Ketua Lembaga Kajian dan Pengembangan Sumber Daya Manusia (Lakpesdam) Pengurus Besar Nahdlatul Ulama (PBNU) KH Ulil Abshar Abdalla atau Gus Ulil mengatakan, hukuman bagi koruptor perlu diperberat dengan dihukum seumur hidup serta dimiskinkan. Hukuman berat diharapkan mampu memberikan efek jera dan mengoptimalkan pemberantasan korupsi di Indonesia.


“Mereka harus dihukum dengan berat. Ada kecenderungan hukuman bagi korupsi makin melunak sekarang,” terangnya kepada NU Online, Jumat (9/9/2022).


Pernyataan itu ia sampaikan sebagai respons atas pembebasan bersyarat 23 narapidana korupsi pada Selasa (6/9/2022). Beberapa dari mereka telah mendekam di penjara selama bertahun-tahun.

 

Namun, di antaranya baru menjalani pidana singkat seperti mantan jaksa, Pinangki Sirna Malasari. Tidak sedikit narapidana yang bebas itu terlibat kasus korupsi berjumlah miliaran hingga triliunan Rupiah. 


Sebab, Gus Ulil berpandangan bahwa seorang koruptor tidak kalah berbahaya dari seorang teroris. “Korupsi sangat berbahaya bagi negeri ini, Sama bahayanya dengan terorisme,” kata Gus Ulil.


Pandangan ini didasarkan atas akibat yang timbul dari ketidakmaksimalan hukum kepada koruptor dapat menimbulkan dampak negatif yang jauh lebih besar dibanding teroris. “Mereka berpikir korupsi bukan lagi kejahatan yang luar biasa, karena hukumannya terlalu ringan sehingga tidak ada efek jera,” jelasnya.


Persoalan korupsi di Tanah Air, menurut Gus Ulil, perlu mendapat pengawasan dari berbagai kalangan, termasuk masyarakat. Kesadaran masyarakat yang makin tinggi akan hak-haknya diharapkan dapat meningkatkan perhatian pemerintah membentuk sistem pengawasan lebih komprehensif dan lebih tegas.


“Korupsi ini memang perlu pengawasan publik. Ya, pengawasan dengan terus menyuarakan protes dan kritik. Lewat media sosial, misalnya,” ucap pengampu Ngaji Ihya Ulumiddin itu. 

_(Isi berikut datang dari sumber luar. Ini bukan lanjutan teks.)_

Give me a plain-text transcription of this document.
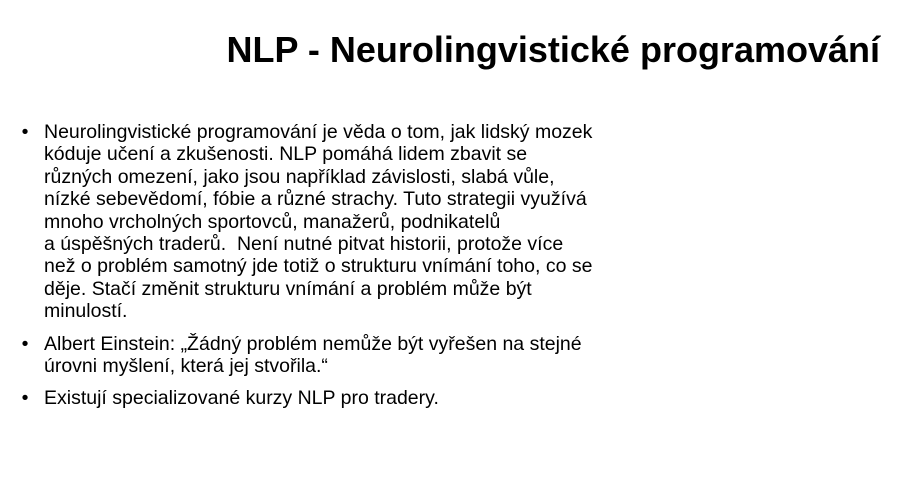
NLP - Neurolingvistické programování
• Neurolingvistické programování je věda o tom, jak lidský mozek
kóduje učení a zkušenosti. NLP pomáhá lidem zbavit se
různých omezení, jako jsou například závislosti, slabá vůle,
nízké sebevědomí, fóbie a různé strachy. Tuto strategii využívá
mnoho vrcholných sportovců, manažerů, podnikatelů
a úspěšných traderů.  Není nutné pitvat historii, protože více
než o problém samotný jde totiž o strukturu vnímání toho, co se
děje. Stačí změnit strukturu vnímání a problém může být
minulostí.
• Albert Einstein: „Žádný problém nemůže být vyřešen na stejné
úrovni myšlení, která jej stvořila.“
• Existují specializované kurzy NLP pro tradery.
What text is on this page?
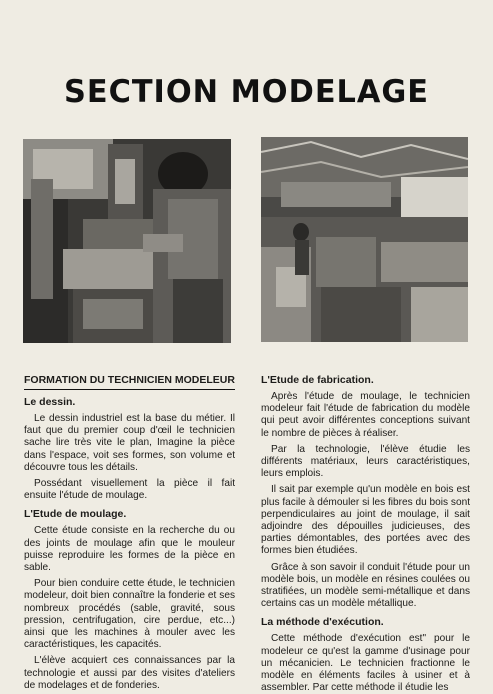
SECTION MODELAGE
FORMATION DU TECHNICIEN MODELEUR
Le dessin.

Le dessin industriel est la base du métier. Il faut que du premier coup d'œil le technicien sache lire très vite le plan, Imagine la pièce dans l'espace, voit ses formes, son volume et découvre tous les détails.

Possédant visuellement la pièce il fait ensuite l'étude de moulage.

L'Etude de moulage.

Cette étude consiste en la recherche du ou des joints de moulage afin que le mouleur puisse reproduire les formes de la pièce en sable.

Pour bien conduire cette étude, le technicien modeleur, doit bien connaître la fonderie et ses nombreux procédés (sable, gravité, sous pression, centrifugation, cire perdue, etc...) ainsi que les machines à mouler avec les caractéristiques, les capacités.

L'élève acquiert ces connaissances par la technologie et aussi par des visites d'ateliers de modelages et de fonderies.

L'Etude de fabrication.

Après l'étude de moulage, le technicien modeleur fait l'étude de fabrication du modèle qui peut avoir différentes conceptions suivant le nombre de pièces à réaliser.

Par la technologie, l'élève étudie les différents matériaux, leurs caractéristiques, leurs emplois.

Il sait par exemple qu'un modèle en bois est plus facile à démouler si les fibres du bois sont perpendiculaires au joint de moulage, il sait adjoindre des dépouilles judicieuses, des parties démontables, des portées avec des formes bien étudiées.

Grâce à son savoir il conduit l'étude pour un modèle bois, un modèle en résines coulées ou stratifiées, un modèle semi-métallique et dans certains cas un modèle métallique.

La méthode d'exécution.

Cette méthode d'exécution est" pour le modeleur ce qu'est la gamme d'usinage pour un mécanicien. Le technicien fractionne le modèle en éléments faciles à usiner et à assembler. Par cette méthode il étudie les
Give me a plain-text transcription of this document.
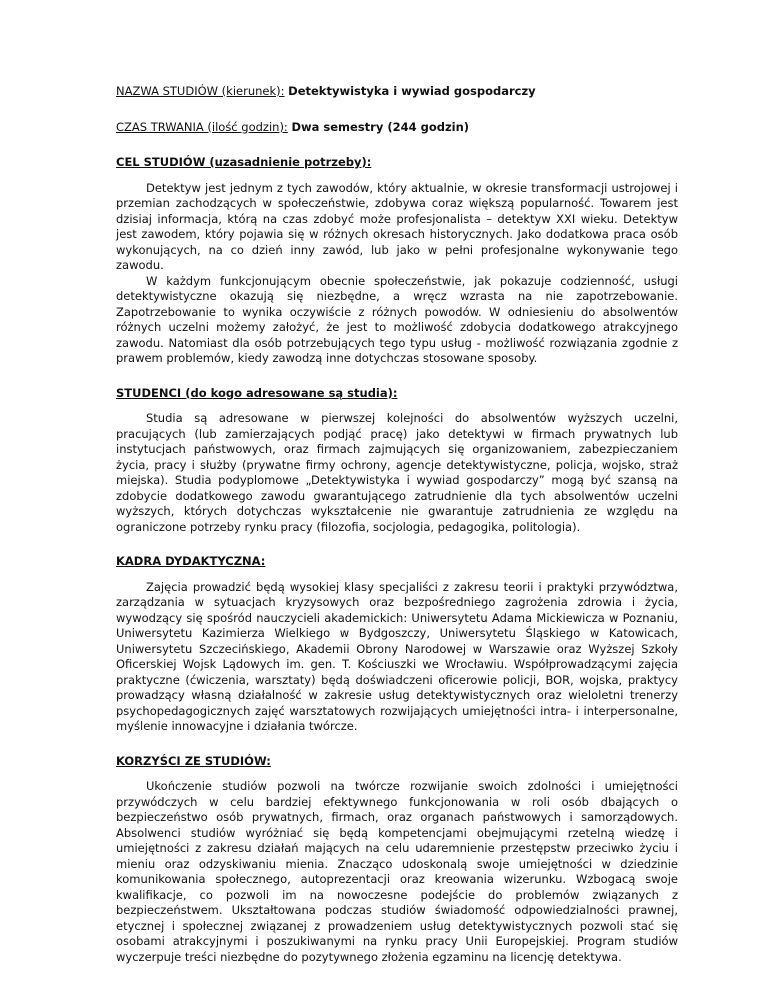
NAZWA STUDIÓW (kierunek): Detektywistyka i wywiad gospodarczy

CZAS TRWANIA (ilość godzin): Dwa semestry (244 godzin)

CEL STUDIÓW (uzasadnienie potrzeby):

Detektyw jest jednym z tych zawodów, który aktualnie, w okresie transformacji ustrojowej i przemian zachodzących w społeczeństwie, zdobywa coraz większą popularność. Towarem jest dzisiaj informacja, którą na czas zdobyć może profesjonalista – detektyw XXI wieku. Detektyw jest zawodem, który pojawia się w różnych okresach historycznych. Jako dodatkowa praca osób wykonujących, na co dzień inny zawód, lub jako w pełni profesjonalne wykonywanie tego zawodu.

W każdym funkcjonującym obecnie społeczeństwie, jak pokazuje codzienność, usługi detektywistyczne okazują się niezbędne, a wręcz wzrasta na nie zapotrzebowanie. Zapotrzebowanie to wynika oczywiście z różnych powodów. W odniesieniu do absolwentów różnych uczelni możemy założyć, że jest to możliwość zdobycia dodatkowego atrakcyjnego zawodu. Natomiast dla osób potrzebujących tego typu usług - możliwość rozwiązania zgodnie z prawem problemów, kiedy zawodzą inne dotychczas stosowane sposoby.

STUDENCI (do kogo adresowane są studia):

Studia są adresowane w pierwszej kolejności do absolwentów wyższych uczelni, pracujących (lub zamierzających podjąć pracę) jako detektywi w firmach prywatnych lub instytucjach państwowych, oraz firmach zajmujących się organizowaniem, zabezpieczaniem życia, pracy i służby (prywatne firmy ochrony, agencje detektywistyczne, policja, wojsko, straż miejska). Studia podyplomowe „Detektywistyka i wywiad gospodarczy” mogą być szansą na zdobycie dodatkowego zawodu gwarantującego zatrudnienie dla tych absolwentów uczelni wyższych, których dotychczas wykształcenie nie gwarantuje zatrudnienia ze względu na ograniczone potrzeby rynku pracy (filozofia, socjologia, pedagogika, politologia).

KADRA DYDAKTYCZNA:

Zajęcia prowadzić będą wysokiej klasy specjaliści z zakresu teorii i praktyki przywództwa, zarządzania w sytuacjach kryzysowych oraz bezpośredniego zagrożenia zdrowia i życia, wywodzący się spośród nauczycieli akademickich: Uniwersytetu Adama Mickiewicza w Poznaniu, Uniwersytetu Kazimierza Wielkiego w Bydgoszczy, Uniwersytetu Śląskiego w Katowicach, Uniwersytetu Szczecińskiego, Akademii Obrony Narodowej w Warszawie oraz Wyższej Szkoły Oficerskiej Wojsk Lądowych im. gen. T. Kościuszki we Wrocławiu. Współprowadzącymi zajęcia praktyczne (ćwiczenia, warsztaty) będą doświadczeni oficerowie policji, BOR, wojska, praktycy prowadzący własną działalność w zakresie usług detektywistycznych oraz wieloletni trenerzy psychopedagogicznych zajęć warsztatowych rozwijających umiejętności intra- i interpersonalne, myślenie innowacyjne i działania twórcze.

KORZYŚCI ZE STUDIÓW:

Ukończenie studiów pozwoli na twórcze rozwijanie swoich zdolności i umiejętności przywódczych w celu bardziej efektywnego funkcjonowania w roli osób dbających o bezpieczeństwo osób prywatnych, firmach, oraz organach państwowych i samorządowych. Absolwenci studiów wyróżniać się będą kompetencjami obejmującymi rzetelną wiedzę i umiejętności z zakresu działań mających na celu udaremnienie przestępstw przeciwko życiu i mieniu oraz odzyskiwaniu mienia. Znacząco udoskonalą swoje umiejętności w dziedzinie komunikowania społecznego, autoprezentacji oraz kreowania wizerunku. Wzbogacą swoje kwalifikacje, co pozwoli im na nowoczesne podejście do problemów związanych z bezpieczeństwem. Ukształtowana podczas studiów świadomość odpowiedzialności prawnej, etycznej i społecznej związanej z prowadzeniem usług detektywistycznych pozwoli stać się osobami atrakcyjnymi i poszukiwanymi na rynku pracy Unii Europejskiej. Program studiów wyczerpuje treści niezbędne do pozytywnego złożenia egzaminu na licencję detektywa.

“Publik harus menjadi watchdog,” sambung Dosen Fakultas Islam Nusantara Universitas Nahdlatul Ulama Indonesia (Unusia) Jakarta itu.


Kritik KPK

Pembebasan bersyarat kepada 23 narapidana korupsi juga menuai kritik dari Komisi Pemberantasan Korupsi (KPK). KPK menyebut sejatinya korupsi merupakan kejahatan luar biasa atau extraordinary crime yang juga harus ditangani dengan cara-cara yang ekstra.


"Pembinaan para pelaku korupsi pasca putusan pengadilan menjadi kewenangan dan kebijakan Kemenkumham. Meski demikian, korupsi di Indonesia yang telah diklasifikasikan sebagai extraordinary crime, sepatutnya juga ditangani dengan cara-cara yang ekstra, termasuk pelaksanaan pembinaan di LP sebagai bagian yang tak terpisahkan dari proses penegakan hukum itu sendiri," kata Kabag Pemberitaan KPK Ali Fikri dalam keterangannya, Rabu (7/9/2022).